I also just read Mark Bittman's "Food Matters". He's a cookbook author/chef I REALLY love (He wrote "How to Cook Everything" and it's a great basics book), but this book was half about the food industry and how our bodies and planet can't sustain our consumption, and half recipes putting his principles into practice. Awesome!
Yup! I give Pollan full credit for turning around my head - which made me ready for the commitment of getting the weight off. I think I learned more from the Omnivore's Dilemma than any book I've read in ... a very long time. I recommend it to everyone who even mentions the word "book".
Type 2 diabetes is a result of consumers CHOOSING to eat crap foods to excess. We all have personal choice. The government/food industry/marketing gurus aren't responsible for my choices. I am. I got fat because I ate alot of crap. No one to blame but me.
Sorry, Ms Julie -- don't understand your comment....Free market, capitalism, freedom of choice with respect to what we choose to put into our bodies -- it all has a cost. Unless the USA is prepared to ban/outlaw the freedom of its citizens to choose what they want to eat and to alter the free-market system to make manufacturers produce what it deems necessary for its citizens to consume, there's going to be a cost. Profit is profit in the free market system. If consumers choose to eat other things, then there would be no market for crap out there. Last time I checked, those on this board who lost significant amounts of weight were able to do so through exercising their free will. They ---gasp---made a CHOICE not to eat crap. We all can do the same. It isn't the fault of the government or the marketing boards or the evil corporations. It IS the fault of those who hold the fork...
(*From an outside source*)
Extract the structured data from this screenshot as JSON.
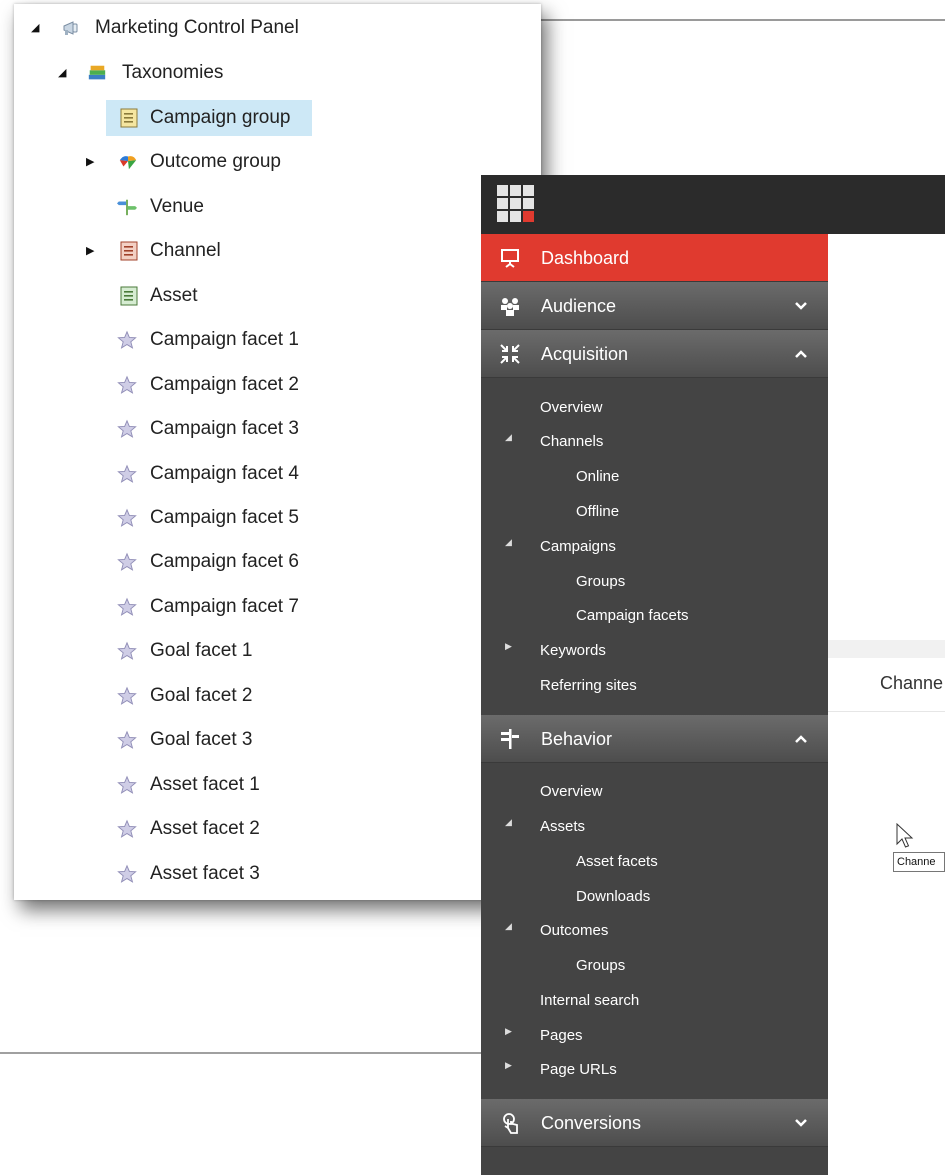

I mean our national poor health costs all of us dearly in the pocketbook.
I have said nothing about taking away free choice. But our government *does* subsidize and enable, and it makes poor choices about what it subsidizes and enables.
I have said nothing about taking away free choice. But our government *does* subsidize and enable, and it makes poor choices about what it subsidizes and enables.
Yup yup. Kira, I'd agree with you fully if we actually did have a free market when it came to food. But we don't. We have a government that subsidizes the production of the foods that turn into cheap junk and animal feed for factory farmed animals, so that those things can be produced cheaply and in bulk, and once this cheap junk food is produced, because the pricing for source materials is artificially lower than a free market would allow, those manufacturers have plenty of advertising budget to attempt to sell the product (using deceptive tactics like the "Smart Choice" label, for example, or other tricks that you have to be very aware of not to fall for).
If we're not going to have a truly free market in food anyway, and are going to have such subsidies, I'd like to see at least SOME of those subsidies go toward the raising of foods that are actually GOOD for the health of the American people (like vegetables, maybe?), rather than all going to cheap, overproduced commodity crops.
I liked the implication that if the health care industry can no longer turn away sick people, they might be more interested in helping people not get sick in the first place.
I liked the implication that if the health care industry can no longer turn away sick people, they might be more interested in helping people not get sick in the first place.
That is exactly what resonated with me. Yeah, the effect on crop subsidies is one thing, but the change it would spur in the health insurance industry is what really opened my eyes.